The Massachusetts State House. (Jesse Costa/WBUR)
The Massachusetts State House. (Jesse Costa/WBUR)

House and Senate leaders on Tuesday announced that they had reached an agreement to keep state government funded through October, releasing a $16.5 billion interim budget that would give legislative leaders and the Baker administration more time to understand the state's financial picture in the middle of the ongoing pandemic.

The House and Senate are in what should be the final days of their formal legislative calendar for the two-year session, but as a result of the pandemic neither the House nor the Senate have produced a full-year spending spending plan.

The Legislature and Gov. Charlie Baker agreed on a one-month budget in June to keep state services funded through July, and Baker filed another $5.15 billion budget bill last week to cover spending through August.

The Legislature, however, responded with an appropriations bill that would give them more time and remove the need to figure out immediately how and when to return for a special post-July 31 session to deal with the budget.

"Today, the Senate and House Committees on Ways and Means have agreed to a three-month interim budget that will provide near-term fiscal stability for our Commonwealth," House Ways and Means Chairman Aaron Michlewitz and Senate Ways and Means Chairman Michael Rodrigues said in a joint statement.

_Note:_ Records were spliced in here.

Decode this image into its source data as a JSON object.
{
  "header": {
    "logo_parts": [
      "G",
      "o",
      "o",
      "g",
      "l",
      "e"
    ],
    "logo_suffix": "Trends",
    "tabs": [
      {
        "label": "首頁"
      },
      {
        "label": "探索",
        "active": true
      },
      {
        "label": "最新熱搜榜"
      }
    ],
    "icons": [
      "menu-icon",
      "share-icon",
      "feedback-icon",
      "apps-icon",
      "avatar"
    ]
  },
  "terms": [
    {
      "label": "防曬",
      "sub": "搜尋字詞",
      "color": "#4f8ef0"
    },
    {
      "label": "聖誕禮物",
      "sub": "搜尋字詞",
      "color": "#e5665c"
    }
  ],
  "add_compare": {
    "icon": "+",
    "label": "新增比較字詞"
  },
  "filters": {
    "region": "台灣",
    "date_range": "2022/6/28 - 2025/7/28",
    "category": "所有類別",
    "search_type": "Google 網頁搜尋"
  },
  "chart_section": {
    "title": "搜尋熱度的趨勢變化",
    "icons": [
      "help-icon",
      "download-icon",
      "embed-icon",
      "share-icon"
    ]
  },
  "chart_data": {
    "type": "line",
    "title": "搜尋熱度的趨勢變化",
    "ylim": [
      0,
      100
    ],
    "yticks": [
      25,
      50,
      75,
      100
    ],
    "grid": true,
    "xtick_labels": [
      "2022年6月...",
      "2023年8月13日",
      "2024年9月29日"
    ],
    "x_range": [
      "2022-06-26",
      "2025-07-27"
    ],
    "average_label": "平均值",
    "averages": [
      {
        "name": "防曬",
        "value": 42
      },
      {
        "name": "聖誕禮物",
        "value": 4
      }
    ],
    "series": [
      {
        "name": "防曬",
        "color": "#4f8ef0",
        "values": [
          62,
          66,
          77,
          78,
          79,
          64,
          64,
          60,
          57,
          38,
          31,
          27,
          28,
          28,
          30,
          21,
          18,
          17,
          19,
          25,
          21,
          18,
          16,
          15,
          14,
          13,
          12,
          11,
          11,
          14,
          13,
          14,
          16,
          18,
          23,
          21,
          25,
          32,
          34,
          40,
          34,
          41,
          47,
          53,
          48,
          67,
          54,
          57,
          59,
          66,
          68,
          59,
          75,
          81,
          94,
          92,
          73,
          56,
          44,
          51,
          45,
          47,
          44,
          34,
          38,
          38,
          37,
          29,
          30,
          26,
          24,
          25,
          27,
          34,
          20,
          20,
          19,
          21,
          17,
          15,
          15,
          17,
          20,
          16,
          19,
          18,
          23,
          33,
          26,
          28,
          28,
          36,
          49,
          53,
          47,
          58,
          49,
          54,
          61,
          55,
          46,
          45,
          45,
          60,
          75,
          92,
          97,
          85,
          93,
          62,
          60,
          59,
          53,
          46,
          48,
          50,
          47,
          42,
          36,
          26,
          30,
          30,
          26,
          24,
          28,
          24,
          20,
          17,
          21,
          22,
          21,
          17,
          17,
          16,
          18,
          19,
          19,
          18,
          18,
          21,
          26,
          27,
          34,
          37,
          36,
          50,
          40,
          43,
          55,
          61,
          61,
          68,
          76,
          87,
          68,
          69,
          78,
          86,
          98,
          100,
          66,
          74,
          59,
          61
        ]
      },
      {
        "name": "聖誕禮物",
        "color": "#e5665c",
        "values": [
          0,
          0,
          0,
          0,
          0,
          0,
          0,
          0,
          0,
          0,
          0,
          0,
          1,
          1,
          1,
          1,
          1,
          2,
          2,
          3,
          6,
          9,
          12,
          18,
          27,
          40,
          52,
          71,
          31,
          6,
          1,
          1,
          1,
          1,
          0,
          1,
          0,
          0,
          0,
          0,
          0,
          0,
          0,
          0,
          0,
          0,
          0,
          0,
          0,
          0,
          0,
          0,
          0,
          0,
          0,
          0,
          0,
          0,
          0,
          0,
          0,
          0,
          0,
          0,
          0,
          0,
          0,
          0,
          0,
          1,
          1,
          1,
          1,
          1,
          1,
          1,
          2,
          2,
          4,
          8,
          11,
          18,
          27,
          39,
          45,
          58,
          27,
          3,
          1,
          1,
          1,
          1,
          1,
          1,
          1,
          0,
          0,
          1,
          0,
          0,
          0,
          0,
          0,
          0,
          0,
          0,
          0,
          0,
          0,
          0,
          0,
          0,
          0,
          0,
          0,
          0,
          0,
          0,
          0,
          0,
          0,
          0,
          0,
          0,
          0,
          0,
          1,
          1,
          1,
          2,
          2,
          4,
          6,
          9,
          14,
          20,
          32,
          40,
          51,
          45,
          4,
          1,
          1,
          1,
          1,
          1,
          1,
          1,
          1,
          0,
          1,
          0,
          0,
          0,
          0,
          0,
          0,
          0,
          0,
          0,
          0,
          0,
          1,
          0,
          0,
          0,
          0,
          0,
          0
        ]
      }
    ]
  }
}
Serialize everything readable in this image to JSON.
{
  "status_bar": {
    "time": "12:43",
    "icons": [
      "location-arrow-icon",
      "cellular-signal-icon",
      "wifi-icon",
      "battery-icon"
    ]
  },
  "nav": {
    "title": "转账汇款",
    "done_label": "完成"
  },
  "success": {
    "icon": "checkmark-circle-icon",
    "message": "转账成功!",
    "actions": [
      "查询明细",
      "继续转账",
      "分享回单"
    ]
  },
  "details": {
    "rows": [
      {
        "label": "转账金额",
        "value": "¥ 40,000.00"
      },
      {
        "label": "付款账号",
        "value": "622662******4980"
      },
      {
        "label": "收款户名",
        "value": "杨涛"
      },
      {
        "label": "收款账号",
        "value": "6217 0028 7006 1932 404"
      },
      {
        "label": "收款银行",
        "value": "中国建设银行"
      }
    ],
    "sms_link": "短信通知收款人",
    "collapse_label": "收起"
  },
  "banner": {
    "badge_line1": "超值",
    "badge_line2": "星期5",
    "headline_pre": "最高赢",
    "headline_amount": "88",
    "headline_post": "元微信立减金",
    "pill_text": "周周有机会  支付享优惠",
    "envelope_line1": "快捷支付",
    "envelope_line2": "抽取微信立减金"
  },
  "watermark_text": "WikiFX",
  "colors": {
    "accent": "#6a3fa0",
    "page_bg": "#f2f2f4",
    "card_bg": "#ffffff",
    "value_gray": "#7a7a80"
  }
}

"We are committed to finalizing a full-year budget that is fiscally responsible and responsive to the needs of our state, but key to developing that budget is further clarity around potential federal action, our economic recovery and continued trajectory of COVID-19," the two Democrats said.

The bill being voted on by members of the House Ways and Means Committee states that any savings achieved in any of the budget accounts must be reported by the administration to the Legislature and should not be achieved "through reductions in eligibility standards or benefit levels as compared with items funded in the general appropriations act for fiscal year 2020."

The bill would also give Administration and Finance Secretary Mike Heffernan some flexibility to respond in the event Congress delivers on another relief package for the states.

"If federal programs, or other alternative funding sources, are available to supplant state funding for the same purposes, the secretary may reduce the state's portion of said funding in a manner commensurate with the additional federal revenue received for said purpose," the bill states.

The administration did not immediately respond to a request for comment.